Hollywood star Matt Damon, who has just toured the camp at Musina, described the "sub-human" conditions there.

Millions of Zimbabweans have fled their country's political, economic and humanitarian crisis, with many coming to neighbouring South Africa, the continent's economic powerhouse.

The outdoor refugee camp at the Musina municipal showground is home to up to 4,000 refugees, according to medical charity Medecins Sans Frontieres.

South African home affairs spokeswoman Siobhan McCarthy told AFP news agency the camp, which lies a few kilometres south of the Zimbabwe border, would be closed by Friday, saying it did not provide for the refugees' needs.

FROM THE BBC WORLD SERVICE
US actor Matt Damon speaks with a Catholic nun from Zimbabwe who shows him a 10bn Zim dollars banknote at a church in the South African border town of Musina

"The showground is simply not designed for people to live," she said.

"There is no water, there is no ablution facilities, there's nothing there, so people cannot live there. It has already become very unhygienic."

The official's comments about the dire conditions in the camp were confirmed by Damon.

The star of the Bourne thrillers is a founder, with other celebrities such as Brad Pitt and George Clooney, of human rights organisation Not On Our Watch.

He told the BBC's Newshour programme: "They arrive to live in these conditions that are really sub-human, they're not permitted to put up any permanent structures.

"So they're basically sleeping out under the open sky and, again, still choose not to go back to Zimbabwe."

But MSF said the asylum-seekers should have been offered humanitarian and medical support.
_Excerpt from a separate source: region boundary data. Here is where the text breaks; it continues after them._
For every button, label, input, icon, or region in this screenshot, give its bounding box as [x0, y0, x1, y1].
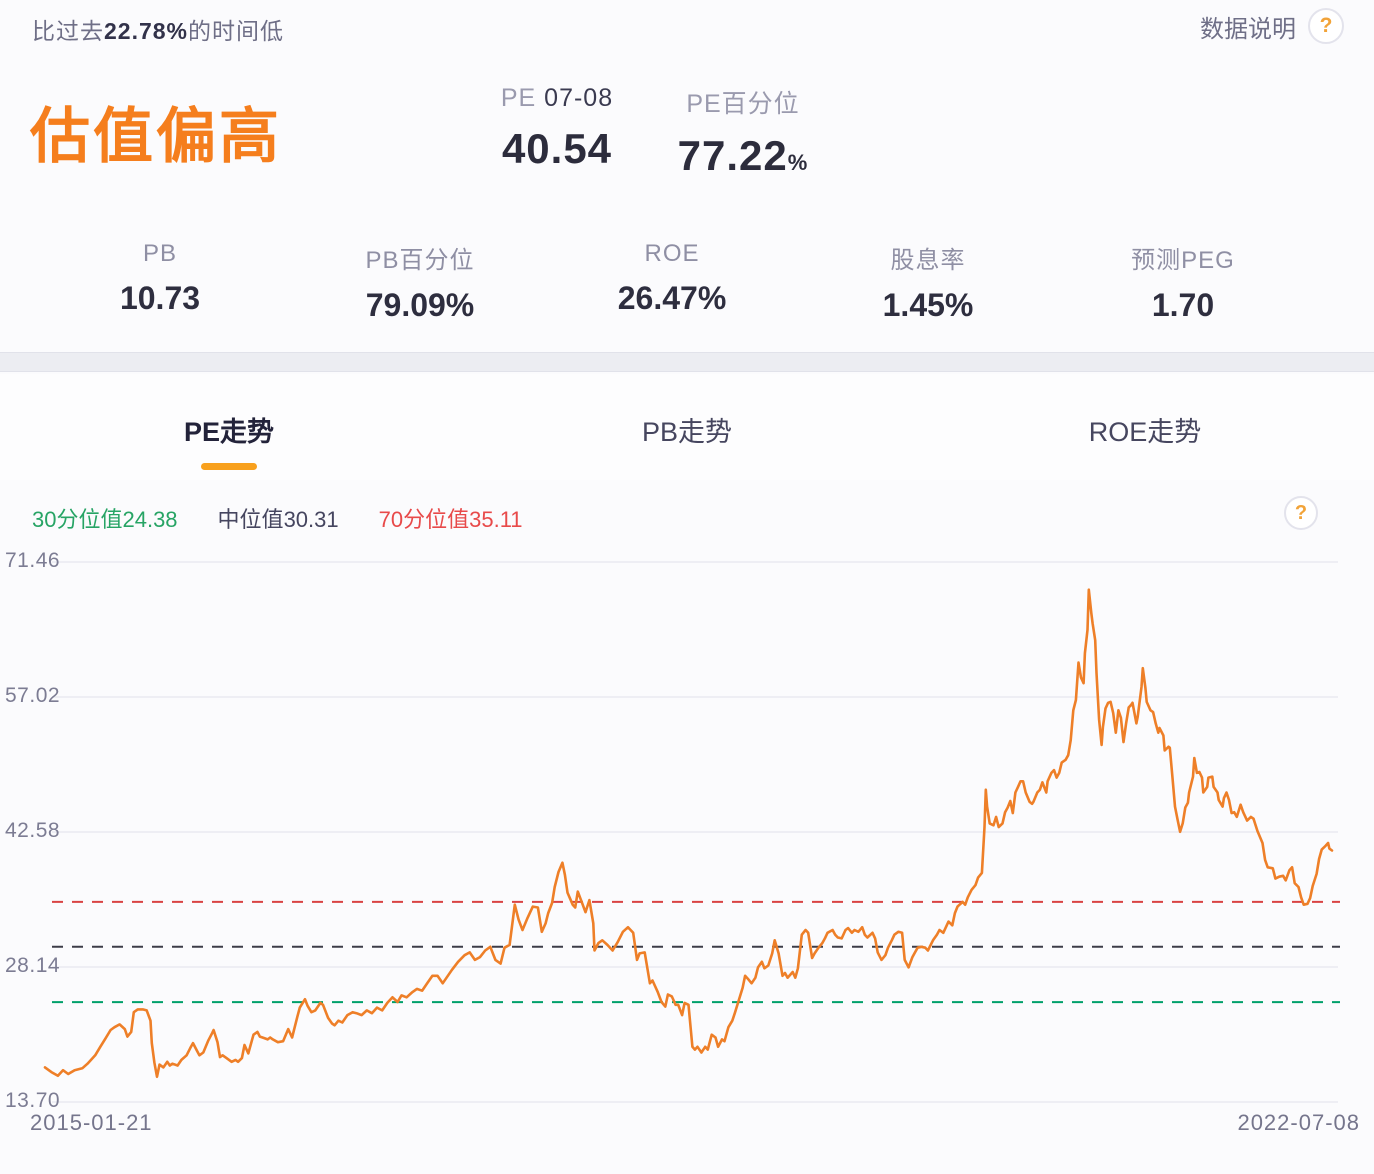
legend-median: 中位值30.31 [217, 507, 339, 532]
note-highlight: 22.78% [104, 18, 189, 44]
legend-70th-percentile: 70分位值35.11 [378, 507, 523, 532]
tab-label: PE走势 [183, 417, 275, 447]
tab-label: ROE走势 [1088, 417, 1202, 447]
help-icon[interactable]: ? [1308, 8, 1344, 44]
stat-label: ROE [644, 240, 700, 267]
pe-value: 40.54 [501, 125, 613, 172]
x-axis-start-label: 2015-01-21 [30, 1110, 153, 1135]
stat-label: PB [142, 240, 178, 267]
note-suffix: 的时间低 [188, 18, 285, 44]
stat-label: PB百分位 [365, 247, 475, 274]
stat-value: 79.09% [365, 287, 475, 323]
help-icon[interactable]: ? [1284, 496, 1318, 530]
y-axis-tick: 57.02 [5, 684, 61, 707]
y-axis-tick: 71.46 [5, 549, 61, 572]
stat-forecast-peg: 预测PEG 1.70 [1131, 240, 1235, 324]
tab-pe-trend[interactable]: PE走势 [0, 374, 458, 480]
y-axis-tick: 28.14 [5, 954, 61, 977]
pe-percentile-label: PE百分位 [686, 90, 800, 118]
trend-tabs: PE走势 PB走势 ROE走势 [0, 374, 1374, 480]
pe-metric: PE 07-08 40.54 [501, 84, 613, 173]
tab-pb-trend[interactable]: PB走势 [458, 374, 916, 480]
note-prefix: 比过去 [32, 18, 104, 44]
stat-dividend-yield: 股息率 1.45% [883, 240, 974, 324]
legend-help[interactable]: ? [1284, 496, 1318, 530]
legend-30th-percentile: 30分位值24.38 [32, 507, 178, 532]
pe-series-line [43, 588, 1334, 1079]
stat-pb-percentile: PB百分位 79.09% [365, 240, 474, 324]
stat-roe: ROE 26.47% [618, 240, 727, 317]
active-tab-underline [201, 463, 257, 470]
pe-percentile-value: 77.22% [677, 132, 809, 179]
stat-label: 股息率 [890, 247, 966, 274]
y-axis-tick: 13.70 [5, 1089, 61, 1112]
historical-percentile-note: 比过去22.78%的时间低 [32, 12, 284, 46]
stat-value: 1.45% [882, 287, 974, 323]
pe-label: PE 07-08 [500, 84, 614, 112]
data-explanation-link[interactable]: 数据说明 ? [1200, 8, 1344, 44]
section-divider [0, 352, 1374, 372]
stat-value: 1.70 [1151, 287, 1215, 323]
stat-value: 10.73 [119, 280, 201, 316]
tab-label: PB走势 [641, 417, 733, 447]
stat-pb: PB 10.73 [120, 240, 200, 317]
valuation-status-title: 估值偏高 [30, 103, 282, 170]
pe-percentile-metric: PE百分位 77.22% [678, 84, 809, 180]
tab-roe-trend[interactable]: ROE走势 [916, 374, 1374, 480]
data-explanation-label: 数据说明 [1200, 15, 1296, 43]
y-axis-tick: 42.58 [5, 819, 61, 842]
stat-label: 预测PEG [1131, 247, 1235, 274]
chart-legend: 30分位值24.38 中位值30.31 70分位值35.11 [32, 502, 523, 534]
x-axis-end-label: 2022-07-08 [1237, 1110, 1360, 1135]
stat-value: 26.47% [617, 280, 727, 316]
MSF's Rachel Cohen told the BBC's Network Africa programme: "Out of nowhere and with no explanation whatsoever the department of home affairs basically is forcing a closure of the only place in Musina where Zimbabweans are safe from arrest and deportation.

"Pregnant women, women with children and unaccompanied minors were removed from the location last night and as far as we know have nowhere to go."

Zimbabwe is in the grips of a cholera epidemic which has killed nearly 4,000 people and infected almost 87,000, as health services disintegrate amid the country's economic collapse.